Fresno Mayor Ashley Swearengin was quick to praise Newsom, saying his “‘Economic Growth and Competitiveness Agenda’ is right on the money. It is precisely the economic development strategy our state needs.”
For over a decade, California has lacked a comprehensive economic and workforce development strategy, leading to a severe lack of focus and inefficiency in California’s ability to work with business. Shortly after being elected Lieutenant Governor, Newsom began work to develop a comprehensive economic and workforce strategy.
“This document, and the actions it calls for, outlines how we can retake control and drive forward again, moving California back into the lead on sustainable growth and real job creation-regaining our leadership role as America’s opportunity capital,” said Lt. Governor Gavin Newsom. “It marks the beginning of a statewide conversation about how we can win again.”
The agenda is guided by a set of principles that must be agreed upon by stakeholders at all levels and does not seek to recreate the past and restore the jobs lost to global competition or to revive the debt-fueled follies of the past. It embraces a shift from a consumption-based economy to a production economy focused on global trade.

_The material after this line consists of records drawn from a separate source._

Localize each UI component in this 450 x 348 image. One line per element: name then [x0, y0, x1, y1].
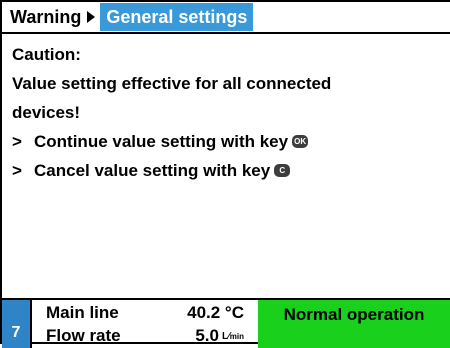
cancel-key-icon[interactable]: C: [274, 164, 291, 177]
breadcrumb-warning[interactable]: Warning: [2, 7, 81, 28]
flow-rate-value: 5.0: [195, 326, 219, 345]
breadcrumb-arrow-icon: [87, 11, 96, 23]
main-line-label: Main line: [46, 303, 119, 322]
device-screen: Warning General settings Caution: Value …: [0, 0, 450, 348]
continue-instruction: > Continue value setting with key OK: [12, 127, 442, 156]
breadcrumb-general-settings[interactable]: General settings: [100, 3, 254, 31]
cancel-text: Cancel value setting with key: [34, 161, 271, 180]
readings-panel: Main line 40.2 °C Flow rate 5.0 L⁄min: [32, 300, 258, 348]
message-line-1: Value setting effective for all connecte…: [12, 74, 332, 93]
flow-rate-unit: L⁄min: [221, 331, 244, 343]
flow-unit-top: L: [221, 331, 229, 343]
cancel-instruction: > Cancel value setting with key C: [12, 156, 442, 185]
caution-title: Caution:: [12, 45, 81, 64]
main-line-value: 40.2 °C: [187, 303, 244, 322]
flow-rate-reading: 5.0 L⁄min: [195, 326, 244, 346]
device-number-badge: 7: [2, 300, 32, 348]
status-footer: 7 Main line 40.2 °C Flow rate 5.0 L⁄min N…: [2, 298, 450, 348]
bullet-marker: >: [12, 161, 22, 180]
bullet-marker: >: [12, 132, 22, 151]
ok-key-icon[interactable]: OK: [292, 135, 309, 148]
continue-text: Continue value setting with key: [34, 132, 289, 151]
status-badge: Normal operation: [258, 300, 450, 348]
header-breadcrumb: Warning General settings: [2, 2, 450, 34]
flow-rate-label: Flow rate: [46, 326, 121, 345]
flow-unit-bottom: min: [229, 332, 244, 342]
message-area: Caution: Value setting effective for all…: [12, 40, 442, 185]
message-line-2: devices!: [12, 103, 81, 122]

“This is a strategy to help ensure that traditional and high tech manufacturing remain a pillar of the California economy. The manufacturing sector is growing, and it our job to make sure that it grows in California,” said Senator Dianne Feinstein. “I applaud Lt. Governor Newsom for a thoughtful report that cogently outlines a way to return California to economic competitiveness and an engine of job creation.”
“This report demonstrates Lieutenant Governor Newsom’s commitment to deploy California’s competitive advantages to sustain and grow jobs through manufacturing and innovation in areas like clean energy and health care,” said House Democratic Leader Nancy Pelosi. “By developing a more versatile, agile, and in-demand 21st century workforce that can take on the world, we can create and sustain jobs for California.”
The new agenda presented today focuses on eight pillars that are essential in delivering the Next Economy, including:
- Gearing up Exports: Next Economy success depends on global trade and production; every sector, cluster and region must embrace exports as a core focus of its economic strategies.
- Reinvigorating Manufacturing: The manufacturing agenda is of enormous importance for California’s competitive position and future prospects. The state needs to design its strategy to bring about a renaissance in manufacturing on a scale commensurate with its importance.
- Driving Innovation: California, and Silicon Valley, wrote the book on innovation. Everywhere, other states and nations are resolved to write the sequel, and they are investing heavily in the capacity to do it.
- Accelerate the Clean Economy: California is recognized as a world leader in environmental advances and the development of clean technology, as high-tech firms in the state move rapidly to expand in areas from solar energy equipment to wind turbines and new types of batteries.
- Skill up for Opportunities: Innovating more, making more, and exporting more will produce another crucial Next Economy attribute: broader opportunities for good-paying jobs at all levels.
- Build Infrastructure: The need for adequate infrastructure undergirds every aspect of the Next Economy agenda.
- Align with Regional Strengths: The global economy is increasingly driven by the competition between and collaboration among an international web of high performing, interconnected metropolitan areas and regions, each serving as the resource base for powerful clusters of enterprises.
- Organize for Success: To revitalize California’s economic competitiveness, its leaders must streamline the clutter of agencies, commissions, offices, and entities engaged in economic development.
“The Economic Growth and Competitiveness Agenda proposed by Lt. Governor Gavin Newsom is bold and comprehensive,” said Silicon Valley Leadership Group CEO Carl Guardino. “It includes input from 100 Silicon Valley executives and importantly specific targets and timetables for accountability. This plan will help California grow the innovation economy and jobs.”
The agenda’s overarching imperative for action is clear: to restore California’s economic competitiveness and regain momentum, California must redefine the state role in economic development. The new Economic Growth and Competitiveness plan includes powerful strategies centered on the pillars of the Next Economy described above.
“As the global leader in cloud client computing, Wyse is proud to call Silicon Valley our home and is committed to exporting the innovation developed at our San Jose headquarters to customers and partners around the globe,” said, Tarkan Maner, President & CEO, Wyse Technology. “The Next Economy will be driven by the continued explosion of innovation centers such as Silicon Valley, and Wyse is proud to play an ongoing role in helping California’s economy expand worldwide.”
The agenda makes initial recommendations designed to both open the conversation and take the first step. The recommendations identified in the report are specific measures that are low-cost, high-impact, and achievable actions that can set the course to success.